Un spectateur qui profite de l’enregistrement des rires d’une sitcom pour dénoncer les pratiques frauduleuses d’une entreprise de location de limousine ; des vidéos de préventions routières dont le message est court-circuité par l’étrange profession qu’exerce le personnage de la conductrice ; un vénérable professeur obsédé par ce que contient l’assiette de son ancien élève : les meilleurs sketchs de I Think You Should Leave sont quelque part impossibles à résumer. Ce n’est pas la moindre de leur qualité : tenter de les raconter à une connaissance s’avère tout aussi hilarant (voire plus) que de les regarder. L’esprit d’escalier qui caractérise l’humour de Tim Robinson, bien souvent au centre des sketchs qu’il coécrit et met en scène avec Zack Kanin, s’apprécie ainsi sur le long terme ; plus on y repense, plus c’est drôle. Car la présence clownesque et trollesque de Robinson, avec son jeu grimaçant, s’adosse à un improbable arsenal de mécanismes humoristiques : son irruption dans le champ annonce toujours une dérive burlesque, mais bien malin celui qui pourra en deviner le cheminement.

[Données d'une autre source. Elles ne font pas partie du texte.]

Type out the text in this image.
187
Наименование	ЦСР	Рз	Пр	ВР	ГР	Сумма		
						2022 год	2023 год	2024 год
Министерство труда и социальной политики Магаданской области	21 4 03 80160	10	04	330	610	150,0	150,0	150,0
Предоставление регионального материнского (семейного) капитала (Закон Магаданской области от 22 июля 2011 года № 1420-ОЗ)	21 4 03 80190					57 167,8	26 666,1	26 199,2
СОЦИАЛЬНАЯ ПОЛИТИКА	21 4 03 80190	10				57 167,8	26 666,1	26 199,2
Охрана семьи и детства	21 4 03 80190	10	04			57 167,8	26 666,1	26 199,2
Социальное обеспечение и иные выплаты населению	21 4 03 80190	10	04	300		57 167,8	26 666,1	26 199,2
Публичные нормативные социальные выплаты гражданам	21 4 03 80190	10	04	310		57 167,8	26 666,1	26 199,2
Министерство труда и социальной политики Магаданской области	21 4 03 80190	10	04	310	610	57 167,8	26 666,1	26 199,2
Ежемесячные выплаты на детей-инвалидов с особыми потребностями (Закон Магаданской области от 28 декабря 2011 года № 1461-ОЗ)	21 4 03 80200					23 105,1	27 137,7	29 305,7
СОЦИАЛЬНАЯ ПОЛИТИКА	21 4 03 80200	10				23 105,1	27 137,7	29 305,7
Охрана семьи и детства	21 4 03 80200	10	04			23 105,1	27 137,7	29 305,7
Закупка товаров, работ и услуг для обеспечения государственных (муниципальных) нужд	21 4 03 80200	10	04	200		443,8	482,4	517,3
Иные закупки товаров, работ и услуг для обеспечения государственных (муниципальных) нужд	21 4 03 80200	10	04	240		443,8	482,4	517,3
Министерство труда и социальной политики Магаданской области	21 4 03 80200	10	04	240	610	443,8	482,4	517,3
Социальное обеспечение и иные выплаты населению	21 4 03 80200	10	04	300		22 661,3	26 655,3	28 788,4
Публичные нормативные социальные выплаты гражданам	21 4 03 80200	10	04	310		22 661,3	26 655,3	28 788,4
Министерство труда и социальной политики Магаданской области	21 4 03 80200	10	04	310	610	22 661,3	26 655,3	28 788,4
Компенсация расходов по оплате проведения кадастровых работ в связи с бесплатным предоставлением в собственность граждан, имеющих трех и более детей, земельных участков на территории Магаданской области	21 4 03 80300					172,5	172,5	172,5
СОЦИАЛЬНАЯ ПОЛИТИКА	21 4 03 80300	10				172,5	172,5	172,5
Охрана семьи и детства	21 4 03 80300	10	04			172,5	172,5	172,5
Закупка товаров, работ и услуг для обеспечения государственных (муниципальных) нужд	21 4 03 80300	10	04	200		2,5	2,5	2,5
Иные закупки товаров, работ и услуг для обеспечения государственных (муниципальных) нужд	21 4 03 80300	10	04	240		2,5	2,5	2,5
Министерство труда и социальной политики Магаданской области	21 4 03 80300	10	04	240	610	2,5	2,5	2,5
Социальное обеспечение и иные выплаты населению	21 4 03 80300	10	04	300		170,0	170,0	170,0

Si cette saison 3 frustre par sa brièveté, seul point faible de la série (six épisodes de vingt minutes tous les deux ans, c’est peu à se mettre sous la dent), elle se montre aussi dense que précise, prolongeant l’œuvre de quelques sketchs hilarants. L’écriture apparemment déliée du duo – animée par un goût pour la surenchère et le n’importe quoi – dissimule quelques principes moteurs de comédie aussi rodés qu’alambiqués. Dans le tout premier sketch de la série, Robinson se trompe de sens pour ouvrir une porte. Pour ne pas perdre la face devant le recruteur avec lequel il vient de passer un entretien d’embauche, il s’entête dans son geste, jusqu’à forcer les gonds. Au-delà de métaphoriser son titre (cette invitation contrariée à sortir), la séquence synthétise les fondements de la série : un décor simple, un échange policé entre des personnages, puis l’irruption dans l’esprit de l’un d’eux d’une logique déviante, qui va tirer une situation banale vers une absurdité abyssale. De cette équation de base, la série tire de multiples variations, par l’étirement des situations et leur diversité. L’élément perturbateur surgit souvent là où on ne l’attend pas – comme par exemple sous les traits d’un passant qui a coincé sa queue de cheval en essayant de passer sous une voiture mal garée –, mais il est parfois niché en plein milieu du cadre et gangrène dès la première image une situation déjà outrancière.
Poétique du spam
L’effet de surprise que suscitent ces déviations est redoublé par la manière dont elles s’offrent à nous, c’est-à-dire essentiellement sous la forme de logorrhées criardes de Tim Robinson et d’autres comédiens qui interprètent plus ou moins le même rôle. Le jeu de l’ancien comique du Saturday Night Live n’est pas sans agacer. À dessein : la série se plaît à faire exploser la limpidité d’une communication bien réglée, d’une parole qui circule conventionnellement au sein d’espaces de sociabilité convenus (un public de sitcom, un programme de télé-réalité balisé, un échange entre collègues, etc.). Les microrécits se trouvent comme altérés par l’irrationalité et la frénésie de Tim Robinson (ou de ses avatars), dont les curieux systèmes dysfonctionnels – un groupe d’amis secrets, une chaîne de paiement dans un fast food – court-circuitent l’ordre social établi.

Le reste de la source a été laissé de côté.